Sesha was silent a few long moments, drawing in a soft breath before letting it out again.

“The truth is, Madame, I often envy you.”

Her eyes widened, and she looked rather incredulous, before her eyes narrowed.

“Don’t you dare play games with me. I won’t have it. How could you envy someone like me, sitting here waiting to die?”

“Because you have a choice.”

“The choice to die?”

“Yes.Tell me, Madame, why do you go out of your way to dress like you do, to put on makeup, even when you know what’s coming? It must cost you effort, and discomfort, and there’s no point, right?”
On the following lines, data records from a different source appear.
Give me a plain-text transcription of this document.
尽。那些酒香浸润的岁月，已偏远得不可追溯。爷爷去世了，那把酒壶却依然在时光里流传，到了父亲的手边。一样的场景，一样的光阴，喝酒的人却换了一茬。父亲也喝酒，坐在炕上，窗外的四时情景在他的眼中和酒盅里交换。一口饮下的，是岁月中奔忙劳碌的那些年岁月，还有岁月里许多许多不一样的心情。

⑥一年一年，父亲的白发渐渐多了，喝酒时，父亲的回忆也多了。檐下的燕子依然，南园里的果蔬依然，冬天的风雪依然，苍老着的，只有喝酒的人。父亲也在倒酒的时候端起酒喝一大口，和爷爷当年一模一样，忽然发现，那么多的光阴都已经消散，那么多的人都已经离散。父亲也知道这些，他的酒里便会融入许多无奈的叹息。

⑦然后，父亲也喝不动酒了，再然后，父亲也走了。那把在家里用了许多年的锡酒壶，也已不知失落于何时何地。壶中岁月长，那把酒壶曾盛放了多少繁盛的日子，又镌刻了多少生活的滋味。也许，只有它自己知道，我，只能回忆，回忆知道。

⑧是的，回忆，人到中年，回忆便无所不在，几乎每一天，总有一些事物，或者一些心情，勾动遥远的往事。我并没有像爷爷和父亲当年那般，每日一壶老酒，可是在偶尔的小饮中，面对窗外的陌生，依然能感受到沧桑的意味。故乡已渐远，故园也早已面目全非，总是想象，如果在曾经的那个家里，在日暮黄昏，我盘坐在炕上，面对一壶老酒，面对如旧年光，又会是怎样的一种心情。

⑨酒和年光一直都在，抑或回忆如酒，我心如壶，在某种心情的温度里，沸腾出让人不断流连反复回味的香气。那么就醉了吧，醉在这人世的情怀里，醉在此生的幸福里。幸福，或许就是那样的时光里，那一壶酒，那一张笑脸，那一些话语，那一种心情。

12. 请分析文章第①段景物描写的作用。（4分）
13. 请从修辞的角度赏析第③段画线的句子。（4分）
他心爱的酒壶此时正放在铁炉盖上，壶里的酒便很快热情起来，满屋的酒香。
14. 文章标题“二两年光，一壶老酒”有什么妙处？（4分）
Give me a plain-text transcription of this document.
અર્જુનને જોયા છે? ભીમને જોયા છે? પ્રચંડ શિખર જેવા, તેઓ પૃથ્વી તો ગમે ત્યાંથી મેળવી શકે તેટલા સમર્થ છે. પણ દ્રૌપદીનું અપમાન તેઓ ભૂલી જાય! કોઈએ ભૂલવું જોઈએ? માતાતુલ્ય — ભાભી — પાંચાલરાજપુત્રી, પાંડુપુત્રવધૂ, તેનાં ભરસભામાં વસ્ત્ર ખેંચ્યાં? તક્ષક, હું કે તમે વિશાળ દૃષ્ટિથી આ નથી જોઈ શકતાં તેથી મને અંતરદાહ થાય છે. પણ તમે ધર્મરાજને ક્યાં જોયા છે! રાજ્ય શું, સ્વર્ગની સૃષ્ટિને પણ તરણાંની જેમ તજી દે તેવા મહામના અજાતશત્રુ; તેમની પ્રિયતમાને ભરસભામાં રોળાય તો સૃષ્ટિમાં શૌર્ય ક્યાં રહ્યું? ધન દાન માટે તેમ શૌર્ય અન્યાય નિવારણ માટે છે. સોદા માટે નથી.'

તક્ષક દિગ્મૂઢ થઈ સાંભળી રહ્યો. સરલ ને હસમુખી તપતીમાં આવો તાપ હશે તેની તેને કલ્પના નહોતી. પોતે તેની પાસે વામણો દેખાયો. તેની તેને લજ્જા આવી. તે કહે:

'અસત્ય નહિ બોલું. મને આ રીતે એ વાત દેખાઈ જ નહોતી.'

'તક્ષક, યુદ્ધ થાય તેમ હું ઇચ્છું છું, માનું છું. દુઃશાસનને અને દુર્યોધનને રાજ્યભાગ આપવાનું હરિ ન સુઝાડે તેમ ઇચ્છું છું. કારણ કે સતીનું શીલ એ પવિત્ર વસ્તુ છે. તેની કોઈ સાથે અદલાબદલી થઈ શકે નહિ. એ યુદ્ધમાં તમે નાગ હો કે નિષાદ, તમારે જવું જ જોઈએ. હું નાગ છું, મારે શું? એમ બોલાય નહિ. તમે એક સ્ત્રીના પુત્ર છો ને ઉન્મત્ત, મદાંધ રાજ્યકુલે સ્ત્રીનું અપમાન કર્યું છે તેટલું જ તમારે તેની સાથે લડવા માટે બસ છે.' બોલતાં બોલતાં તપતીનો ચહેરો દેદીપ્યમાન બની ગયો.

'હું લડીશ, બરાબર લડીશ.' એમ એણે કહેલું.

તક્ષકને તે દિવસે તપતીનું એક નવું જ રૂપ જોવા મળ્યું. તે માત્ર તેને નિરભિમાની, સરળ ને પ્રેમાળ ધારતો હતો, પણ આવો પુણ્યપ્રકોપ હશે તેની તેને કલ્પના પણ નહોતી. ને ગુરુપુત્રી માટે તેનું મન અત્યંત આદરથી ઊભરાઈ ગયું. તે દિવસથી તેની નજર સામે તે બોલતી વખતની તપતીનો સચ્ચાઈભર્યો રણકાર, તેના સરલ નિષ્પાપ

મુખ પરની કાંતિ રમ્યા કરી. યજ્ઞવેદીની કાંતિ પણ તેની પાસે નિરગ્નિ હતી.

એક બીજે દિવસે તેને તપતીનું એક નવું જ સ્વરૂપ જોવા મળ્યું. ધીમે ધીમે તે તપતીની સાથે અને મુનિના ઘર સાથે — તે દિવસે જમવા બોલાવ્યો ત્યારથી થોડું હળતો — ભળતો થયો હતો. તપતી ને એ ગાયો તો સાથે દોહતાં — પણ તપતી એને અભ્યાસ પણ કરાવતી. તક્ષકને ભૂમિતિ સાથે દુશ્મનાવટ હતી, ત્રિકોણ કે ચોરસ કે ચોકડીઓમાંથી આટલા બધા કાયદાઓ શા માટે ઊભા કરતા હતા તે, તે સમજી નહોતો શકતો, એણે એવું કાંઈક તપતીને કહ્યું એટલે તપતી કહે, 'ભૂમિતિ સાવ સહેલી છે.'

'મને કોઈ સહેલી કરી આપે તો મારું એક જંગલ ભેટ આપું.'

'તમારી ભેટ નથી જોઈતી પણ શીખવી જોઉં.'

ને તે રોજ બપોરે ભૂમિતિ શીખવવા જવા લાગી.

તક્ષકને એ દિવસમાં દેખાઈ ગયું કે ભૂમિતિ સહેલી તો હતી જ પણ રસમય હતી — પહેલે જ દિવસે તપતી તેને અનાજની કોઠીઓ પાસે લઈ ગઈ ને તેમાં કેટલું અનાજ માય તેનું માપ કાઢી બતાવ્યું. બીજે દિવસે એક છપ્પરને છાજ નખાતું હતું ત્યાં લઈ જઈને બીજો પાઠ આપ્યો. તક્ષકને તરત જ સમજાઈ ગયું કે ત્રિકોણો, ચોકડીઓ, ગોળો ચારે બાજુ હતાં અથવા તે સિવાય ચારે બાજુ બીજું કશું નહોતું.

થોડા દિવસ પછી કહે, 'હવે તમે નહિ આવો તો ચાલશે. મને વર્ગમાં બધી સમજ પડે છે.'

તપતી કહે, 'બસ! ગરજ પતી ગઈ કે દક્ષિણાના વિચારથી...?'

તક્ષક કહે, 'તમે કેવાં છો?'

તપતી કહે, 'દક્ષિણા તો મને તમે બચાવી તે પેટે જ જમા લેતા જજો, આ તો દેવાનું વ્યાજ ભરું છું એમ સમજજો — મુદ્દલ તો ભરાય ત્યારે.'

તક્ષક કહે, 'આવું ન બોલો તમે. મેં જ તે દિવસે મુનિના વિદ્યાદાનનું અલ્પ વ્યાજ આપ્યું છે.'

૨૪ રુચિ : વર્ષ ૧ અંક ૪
“There is a point,” she said, gently rapping her fist on the arm of the chair. “I don’t want to be like one of those people you see laying in bed in their nightshirts, all grey and wan. The ones who already look like ghosts. I won’t have myself seen that way. I still have that left to me.”

“Exactly. But, you also have more than you know. You submitted your application, and now the choice to live or die is yours. You don’t have to wait, if you don’t want to. You can choose to end your suffering right this moment, or continue on for as long as you desire. And those in your position are able to choose the method, if you want. Just like you won’t give up how you look, your situation cannot take this choice from you. Your life, your death, belongs to you. You are free to do with it as you will. Very few people have that opportunity.”

She stared at him, her dark eyes wide as she processed what he’d said. She almost seemed to be grasping for words, and as she thought, some sort of understanding seemed to come into her eyes.

“And you don’t?”

“Not like you. An assassin only has one choice, and taking our lives is not it. Anyone can come to us when they’re in pain, and take their life into their own hands. This is your choice, every part of it. We are not given such a luxury. Death takes assassins too, but we cannot choose it. Our deaths do not belong to us.”

“I- I never really thought about it like that. I just know I don’t want to keep diminishing, to fade away into nothingness. I was never the sort of woman who gave up on anything.”

He paused a moment, a somewhat sad look touching his lips. “Most do not. That is why I envy you. It is the choice I will forever be denied. I’m not glad that this choice is in front of you. No one who comes to us ever takes it lightly, and I truly am sorry you’ve suffered so much. But, you can take comfort knowing that you have control over that which is most precious. Something so important that it makes even an assassin envy you. If you do not wish to fade away, then stand and fight. That is what I am here to help you do.”

She was silent then, and turned her head to look out the open doors at the garden beyond. Sesha wondered what she might be thinking, but didn’t press her. Silence was a welcome thing too, and he truly did want her to choose her own path, no matter what his own feelings were. He might envy, but he would never force.

After a time, Leise lifted her head from the cushion on the back of her chair. She shifted and forced her sluggish body to obey, so she could once again sit up. Despite the weakness, the disease, her frailty, it seemed she’d made a choice.

“I refuse to fade away, or take what I have for granted. If this is my last hill, I will make my stand here. Thank you, Master Liatos. Now, if you would be so kind, tell me what my options are.”

Sesha smiled, a feeling of pride rising in him for her. He always held the greatest respect for his clients, and he had no doubt that she was sure of her path now.

“Of course, Madame. I’d be happy to.”